I went through layer-by-layer analysis of the profiling data, and I ended up here. image But I don't know where the profiling_runtime_task parameter came from, which is, the source of the profiled data seems to be unknown. Just a dictionary is defined here, and no parameters are passed. image

lightsighter commented 1 year ago

That is the callback that Realm invokes to Legion whenever a profiling response is ready. From there it can dispatch to many different places. I wouldn't worry too much about trying to debug this yourself. If you can make a small reproducer showing what you think should work with profiling responses coming back to your paper for PAPI counters then we can try and debug that.

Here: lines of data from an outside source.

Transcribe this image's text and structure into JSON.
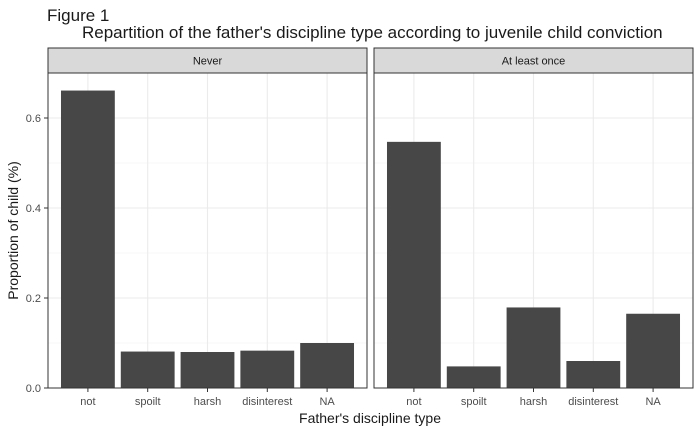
{
  "figure": {
    "label": "Figure 1",
    "title": "Repartition of the father's discipline type according to juvenile child conviction"
  },
  "chart_data": {
    "type": "bar",
    "xlabel": "Father's discipline type",
    "ylabel": "Proportion of child (%)",
    "ylim": [
      0,
      0.7
    ],
    "yticks": [
      "0.0",
      "0.2",
      "0.4",
      "0.6"
    ],
    "categories": [
      "not",
      "spoilt",
      "harsh",
      "disinterest",
      "NA"
    ],
    "grid": true,
    "bar_color": "#474747",
    "panels": [
      {
        "name": "Never",
        "values": [
          0.661,
          0.081,
          0.08,
          0.083,
          0.1
        ]
      },
      {
        "name": "At least once",
        "values": [
          0.547,
          0.048,
          0.179,
          0.06,
          0.165
        ]
      }
    ]
  }
}
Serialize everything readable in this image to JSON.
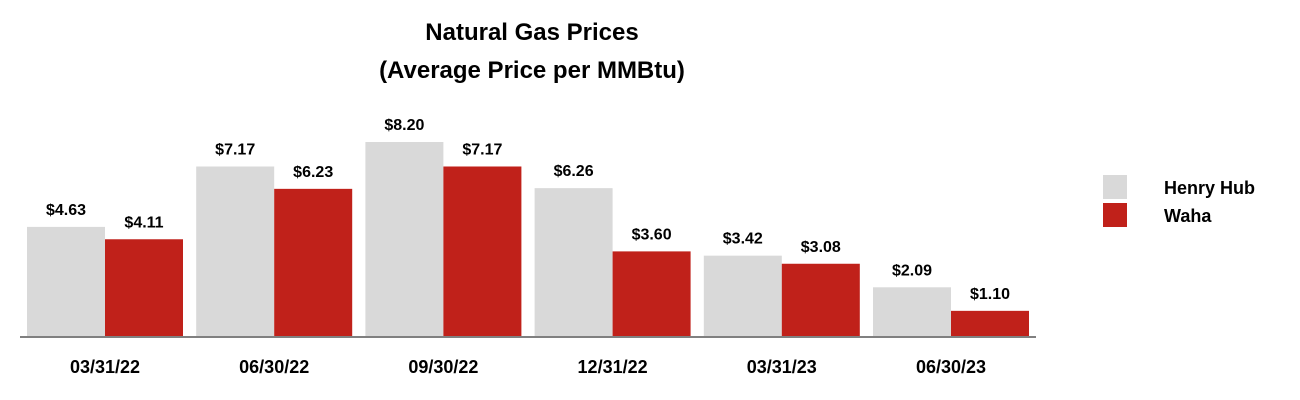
{
  "chart_data": {
    "type": "bar",
    "title": "Natural Gas Prices",
    "subtitle": "(Average Price per MMBtu)",
    "xlabel": "",
    "ylabel": "",
    "categories": [
      "03/31/22",
      "06/30/22",
      "09/30/22",
      "12/31/22",
      "03/31/23",
      "06/30/23"
    ],
    "series": [
      {
        "name": "Henry Hub",
        "color": "#d9d9d9",
        "values": [
          4.63,
          7.17,
          8.2,
          6.26,
          3.42,
          2.09
        ],
        "labels": [
          "$4.63",
          "$7.17",
          "$8.20",
          "$6.26",
          "$3.42",
          "$2.09"
        ]
      },
      {
        "name": "Waha",
        "color": "#c0211a",
        "values": [
          4.11,
          6.23,
          7.17,
          3.6,
          3.08,
          1.1
        ],
        "labels": [
          "$4.11",
          "$6.23",
          "$7.17",
          "$3.60",
          "$3.08",
          "$1.10"
        ]
      }
    ],
    "ylim": [
      0,
      8.2
    ],
    "grid": false,
    "legend": "right"
  }
}
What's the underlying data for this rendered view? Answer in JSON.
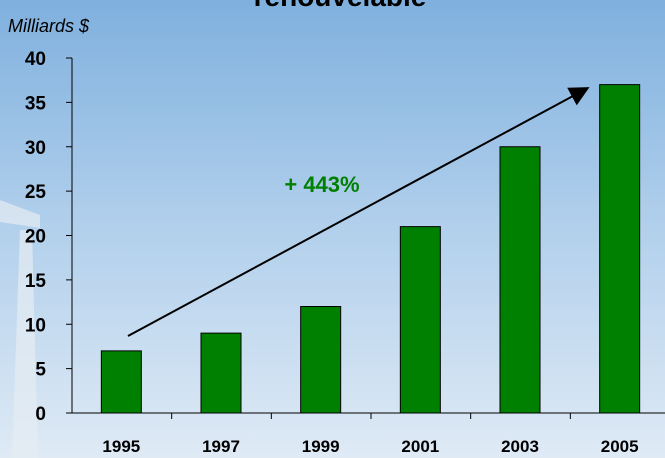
{
  "chart_data": {
    "type": "bar",
    "title": "renouvelable",
    "y_label": "Milliards $",
    "annotation": "+ 443%",
    "categories": [
      "1995",
      "1997",
      "1999",
      "2001",
      "2003",
      "2005"
    ],
    "values": [
      7,
      9,
      12,
      21,
      30,
      37
    ],
    "color": "#008000",
    "ylim": [
      0,
      40
    ],
    "yticks": [
      0,
      5,
      10,
      15,
      20,
      25,
      30,
      35,
      40
    ],
    "grid": false
  }
}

luo-junpeng commented 11 months ago

[/Unified-Legion/runtime/legion/legion_profiling.cc] As shown in the following figure, I added a ProfilingMeasurements::OperationMemoryUsage to the add_task_request function. image Then when I try to receive ProfilingMeasurements::OperationMemoryUsage via response in the process_task function, I find it unsuccessful, as shown in the figure, the if judgment is false. What should be the correct steps I should take? image

lightsighter commented 11 months ago

I don't think Realm tasks will have memory usage because Realm doesn't have any concept of which tasks are associated with instances. The Realm::ProfilingMeasurements::OperationMemoryUsage will only provide a profiling response for data movement operations or dependent partitioning operations that actually consume memory.

luo-junpeng commented 11 months ago

@lightsighter ,thank you,yes, I'm just giving an example here, I'm actually wondering what measurements the process_task (and of course others like process_copy, process_fill, process_mate) supports, or I'm adding a ProfilingMeasurement and receiving it through ProfilingResponse. Do I change the other source code between these two steps so that ProfilingResponse can successfully receive the ProfilingMeasurement information?

lightsighter commented 11 months ago

I guess I'm confused what you are trying to do. Are you trying to change the mapper to get profiling responses? In general you shouldn't (need to) be modifying runtime code like this. In general I would encourage you to try to use the either the mapper interface or the offline profiler to answer queries about memory usage for tasks.